Впрочем, другой его знакомец, актер Борис Ливанов, тогда же назовет его, всяче­ского, как мы помним, «короля» – «королем гномов». Этот, напротив, вложил в эти слова мажорное начало, сказоч­ность его, вечный цирк, остро­умие и смех. Только вот, зная его жизнь в последние деся­ти­летия, тот «траге­дийный цирк», в который он рухнул после запрета печа­тать его с 1936 г., а главное – новый круг общения его, невольно поду­маешь – его ведь и впрямь окру­жали теперь гномы, скалящие зубы от его шуток, острот, баек о прошлом. Смех короля, но ведь смех сквозь слезы.
Только в конце 1950-х вспом­нили о нем (оказы­ва­ется, еще живом!), поставив балет по его сказке. И через шесть лет после его смерти, в 1966-м, вышел фильм «Три толстяка» Алексея Бата­лова. Были еще два фильма по его сцена­риям («Болотные солдаты» и «Ошибка инже­нера Кочина»), не оста­вившие заметных следов, и беско­нечные инсце­ни­ровки Досто­ев­ского, Куприна, Чехова. Реально же была бедность. Не считать же скудных гоно­раров, которые он пышно профу­кивал в ресто­ранах с икрой и балыком и возвра­щаясь из которых по ночам, как вспомнит свиде­тель, выбирал открытые форточки подвальных квартир, куда Ольга, жена, послушно бросала остав­шиеся и крупные купюры.
А вообще последние 30 лет ушли не на труд – на ту болтовню, о которой я уже говорил. И болтал, порой, ежеве­черне, в ресто­ране «Наци­о­наля», за «своим столиком» у окна-витрины с видом на Кремль, за которым, спаивая его, соби­ра­лись случайные собу­тыль­ники. По словам Наги­бина «подонки и дельцы».

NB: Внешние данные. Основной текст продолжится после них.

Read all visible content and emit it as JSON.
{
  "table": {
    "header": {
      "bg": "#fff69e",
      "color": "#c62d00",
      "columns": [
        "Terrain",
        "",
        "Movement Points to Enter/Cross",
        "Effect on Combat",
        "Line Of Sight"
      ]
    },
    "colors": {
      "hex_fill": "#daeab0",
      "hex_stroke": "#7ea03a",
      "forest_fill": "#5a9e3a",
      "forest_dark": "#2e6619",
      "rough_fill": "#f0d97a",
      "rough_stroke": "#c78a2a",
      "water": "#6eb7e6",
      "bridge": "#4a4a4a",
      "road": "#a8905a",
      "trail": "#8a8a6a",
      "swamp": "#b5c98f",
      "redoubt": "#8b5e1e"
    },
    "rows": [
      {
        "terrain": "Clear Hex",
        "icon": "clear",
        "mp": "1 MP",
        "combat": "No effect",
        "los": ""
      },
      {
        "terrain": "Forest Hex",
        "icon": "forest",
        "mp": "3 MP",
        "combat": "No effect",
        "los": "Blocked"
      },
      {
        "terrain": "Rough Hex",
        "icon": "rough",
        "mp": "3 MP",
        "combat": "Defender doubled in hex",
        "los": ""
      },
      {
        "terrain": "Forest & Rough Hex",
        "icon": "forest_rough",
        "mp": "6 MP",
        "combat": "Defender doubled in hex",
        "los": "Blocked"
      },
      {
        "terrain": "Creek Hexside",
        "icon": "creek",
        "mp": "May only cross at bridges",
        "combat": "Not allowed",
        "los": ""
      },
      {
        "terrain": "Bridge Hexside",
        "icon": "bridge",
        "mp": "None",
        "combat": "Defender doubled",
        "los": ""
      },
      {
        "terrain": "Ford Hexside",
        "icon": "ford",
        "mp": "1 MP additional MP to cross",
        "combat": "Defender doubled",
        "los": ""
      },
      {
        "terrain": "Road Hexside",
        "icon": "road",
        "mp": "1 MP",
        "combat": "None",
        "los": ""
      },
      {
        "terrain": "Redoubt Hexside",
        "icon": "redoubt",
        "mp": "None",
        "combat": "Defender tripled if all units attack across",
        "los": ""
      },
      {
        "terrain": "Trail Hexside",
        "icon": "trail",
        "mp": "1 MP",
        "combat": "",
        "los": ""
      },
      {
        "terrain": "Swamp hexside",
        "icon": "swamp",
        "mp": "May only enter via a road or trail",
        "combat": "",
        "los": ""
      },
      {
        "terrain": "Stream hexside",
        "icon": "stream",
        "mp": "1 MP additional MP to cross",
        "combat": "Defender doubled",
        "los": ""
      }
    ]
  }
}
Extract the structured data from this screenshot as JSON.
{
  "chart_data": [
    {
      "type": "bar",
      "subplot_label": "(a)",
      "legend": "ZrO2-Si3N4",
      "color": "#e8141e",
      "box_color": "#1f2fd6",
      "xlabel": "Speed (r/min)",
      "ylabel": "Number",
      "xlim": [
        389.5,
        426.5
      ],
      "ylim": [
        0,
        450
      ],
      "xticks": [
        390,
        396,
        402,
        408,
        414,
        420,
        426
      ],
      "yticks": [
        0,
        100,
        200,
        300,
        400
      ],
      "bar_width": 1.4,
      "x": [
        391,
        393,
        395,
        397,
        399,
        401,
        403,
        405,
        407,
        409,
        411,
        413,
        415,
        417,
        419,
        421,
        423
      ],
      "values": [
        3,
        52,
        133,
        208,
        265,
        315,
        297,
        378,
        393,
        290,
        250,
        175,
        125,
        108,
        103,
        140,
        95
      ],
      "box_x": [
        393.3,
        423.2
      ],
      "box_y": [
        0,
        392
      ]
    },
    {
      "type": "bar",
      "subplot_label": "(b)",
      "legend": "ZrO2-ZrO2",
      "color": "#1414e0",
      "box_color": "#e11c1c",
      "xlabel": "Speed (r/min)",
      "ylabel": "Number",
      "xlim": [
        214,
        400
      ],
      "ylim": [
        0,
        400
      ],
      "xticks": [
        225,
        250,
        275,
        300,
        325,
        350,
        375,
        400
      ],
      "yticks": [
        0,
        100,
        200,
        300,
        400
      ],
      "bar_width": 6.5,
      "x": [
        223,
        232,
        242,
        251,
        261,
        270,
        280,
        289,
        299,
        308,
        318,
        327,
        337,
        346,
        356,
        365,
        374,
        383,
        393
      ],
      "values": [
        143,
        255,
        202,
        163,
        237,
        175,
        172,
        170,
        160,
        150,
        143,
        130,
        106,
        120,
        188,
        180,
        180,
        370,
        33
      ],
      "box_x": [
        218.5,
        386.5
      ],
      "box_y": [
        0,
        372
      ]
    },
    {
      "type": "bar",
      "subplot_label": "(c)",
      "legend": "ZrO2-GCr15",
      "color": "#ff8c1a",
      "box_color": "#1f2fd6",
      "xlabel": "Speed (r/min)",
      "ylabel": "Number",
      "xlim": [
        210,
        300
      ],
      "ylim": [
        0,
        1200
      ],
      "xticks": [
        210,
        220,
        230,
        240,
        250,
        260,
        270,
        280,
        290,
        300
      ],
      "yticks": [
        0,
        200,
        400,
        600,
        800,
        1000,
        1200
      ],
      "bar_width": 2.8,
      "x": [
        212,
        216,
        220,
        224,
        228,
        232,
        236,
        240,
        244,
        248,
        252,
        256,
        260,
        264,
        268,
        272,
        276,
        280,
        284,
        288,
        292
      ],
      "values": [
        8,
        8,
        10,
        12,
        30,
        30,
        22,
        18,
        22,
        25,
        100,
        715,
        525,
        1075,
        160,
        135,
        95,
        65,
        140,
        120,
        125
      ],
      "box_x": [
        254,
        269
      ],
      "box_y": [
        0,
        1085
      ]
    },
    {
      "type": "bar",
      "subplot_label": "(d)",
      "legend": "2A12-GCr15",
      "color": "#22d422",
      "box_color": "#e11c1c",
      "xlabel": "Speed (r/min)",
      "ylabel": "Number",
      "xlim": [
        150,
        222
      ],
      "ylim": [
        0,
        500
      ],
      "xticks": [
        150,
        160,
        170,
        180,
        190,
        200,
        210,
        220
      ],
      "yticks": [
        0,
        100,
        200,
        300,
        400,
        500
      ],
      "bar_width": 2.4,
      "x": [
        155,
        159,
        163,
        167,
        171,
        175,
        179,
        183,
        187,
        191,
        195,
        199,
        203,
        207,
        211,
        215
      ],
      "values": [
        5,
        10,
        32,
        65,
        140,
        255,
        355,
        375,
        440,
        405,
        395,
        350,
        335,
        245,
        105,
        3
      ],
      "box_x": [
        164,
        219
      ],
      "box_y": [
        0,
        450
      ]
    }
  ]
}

Когда-то, еще перед войной, он, являясь сюда в полдень, отвалив офици­антке царственный компли­мент: «У вас волосы цвета осенних листьев», выкла­дывал на стол, на манер париж­ских кафе, стопку бумаги – дескать, буду рабо­тать. Это был «цирк» для себя, до работы дело не дохо­дило. Стопки коньяка пере­ве­ши­вали. А цирком для компаний вокруг были шутки его, когда выва­ли­ваясь пьяненьким он мог крик­нуть чело­веку в какой-то форме «Швейцар, такси!» И услышав ответ, что тот не швейцар, а адмирал, тут же, под хохот, выдать: «Тогда катер, пожалуйста!»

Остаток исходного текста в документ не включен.